The groups started spending money a year before either candidate put up a TV ad, defining issues and marginalizing the parties’ role. In a state where ads were cheap, more TV commercials ran in the Montana race between June and the election than in any other Senate contest nationwide.

Liberal outside groups spent $10.2 million. Liberal cash in Montana significantly outstripped the left's spending in other races elsewhere. Liberal groups set up field offices, knocked on doors, featured "Montana" in their names and put horses in their TV ads.

Tester beat Republican Rep. Denny Rehberg by a narrow margin. And the libertarian Cox, who had so little money he didn't even have to report to federal election authorities, picked up more votes than any other libertarian in a Montana competitive race.

Dark money groups’ TV ads started in March 2011, the month after Republican Rehberg announced. The Environmental Defense Action Fund attacked Rehberg for his stance on mercury emissions. The Electronic Payments Coalition praised Tester for his push to delay implementing new debit-card swipe fees.

In July 2011, three new liberal dark money groups ran ads. Patriot Majority USA criticized Republicans for planning to cut Medicare and help to seniors. The Partnership to Protect Medicare praised Tester for opposing Medicare cuts. In October, weeks after forming, the dark money side of Montana Hunters and Anglers, Montana Hunters and Anglers Action!, launched its first TV ad.

TV ads were only part of the liberal game plan. They spent on retail politics, hitting the streets and knocking on doors, setting up two offices in Montana, canvassing voters, hiring a full-time organizer, reaching out to 28,000 sporadic voters and urging them to vote early by mail. Planned Parenthood Advocates of Montana additionally targeted 41,000 female voters, using more than 1,500 people to knock on 28,500 doors, make 162,000 phone calls, and send out 470,000 pieces of mail.

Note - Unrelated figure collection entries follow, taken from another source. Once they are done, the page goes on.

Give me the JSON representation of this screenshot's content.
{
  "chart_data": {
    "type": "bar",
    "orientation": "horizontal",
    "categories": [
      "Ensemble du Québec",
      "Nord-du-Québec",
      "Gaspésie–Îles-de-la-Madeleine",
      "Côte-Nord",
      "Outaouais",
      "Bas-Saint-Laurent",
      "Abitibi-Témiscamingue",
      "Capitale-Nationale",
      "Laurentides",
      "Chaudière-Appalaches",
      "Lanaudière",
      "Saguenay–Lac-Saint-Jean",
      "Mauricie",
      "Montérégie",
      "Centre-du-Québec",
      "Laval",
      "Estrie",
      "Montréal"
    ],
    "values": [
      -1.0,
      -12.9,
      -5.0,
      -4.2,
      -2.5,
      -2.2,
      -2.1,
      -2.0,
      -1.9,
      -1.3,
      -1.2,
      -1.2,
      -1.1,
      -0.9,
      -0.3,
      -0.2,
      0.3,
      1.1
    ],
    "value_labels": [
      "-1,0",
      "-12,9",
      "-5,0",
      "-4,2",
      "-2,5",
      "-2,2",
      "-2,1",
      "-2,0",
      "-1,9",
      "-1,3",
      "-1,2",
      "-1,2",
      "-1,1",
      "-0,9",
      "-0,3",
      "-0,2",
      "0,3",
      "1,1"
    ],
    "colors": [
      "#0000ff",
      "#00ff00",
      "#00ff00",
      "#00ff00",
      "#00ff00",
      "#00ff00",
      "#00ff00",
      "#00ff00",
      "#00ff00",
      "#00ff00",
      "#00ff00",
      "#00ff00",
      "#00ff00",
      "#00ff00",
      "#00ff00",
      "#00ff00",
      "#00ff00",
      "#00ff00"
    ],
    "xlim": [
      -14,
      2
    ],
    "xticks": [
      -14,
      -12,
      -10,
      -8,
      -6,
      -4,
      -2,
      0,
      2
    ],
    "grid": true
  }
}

Two postcards Montana Hunters and Anglers sent to thousands of Montanans just before the election didn't say who paid for them. One said Rehberg had wasted "hundreds of millions of our tax dollars on pork barrel projects;" the other called Rehberg "the king of pork." Both told people to vote for Cox. Cox said he didn't send them. The bulk-mail permit on the postcards came back to a Las Vegas company called PDQ Printing, a company describing itself as "Nevada's preeminent Union printer."

Ted Dick, the executive director of the Montana Democratic Party, said, "We found that face-to-face conversations toward the end were most persuasive and effective. That's the lesson we're taking forward." But Tester said the Montana race made clear that candidates will have to raise money sooner, and go up with TV ads faster.

Liberal groups in Montana were connected through Hilltop Public Solutions, a Washington Beltway consulting firm where Barrett Kaiser, a former aide to Montana Democratic senator Baucus who handled Tester's last campaign, runs the Billings office. Kaiser is also close to Jim Messina, President Barack Obama's campaign manager, who also once worked for Baucus.  Hilltop's use of Montana Hunters and Anglers to run TV ads against Rehberg meant the spots appeared to be paid for by an organization of Montana hunters, not a Washington-based conservationist group.

The conservative groups active against Tester spent heavily on TV and radio. But their ads missed their mark, irking Montanans. Conservative Crossroads GPS ran cookie-cutter ads, similar to those seen in other states. The National Republican Senatorial Committee ran an ad that appeared to show Tester with all five digits on his left hand, even though Tester is known for having lost three fingers. The U.S. Chamber of Commerce misspelled Tester's first name.

Across the nation, only 14% of conservative dark money supported winners. Even though liberal groups spent less, 70% backed winning candidates. Liberal strategists are preparing to ramp for the next election.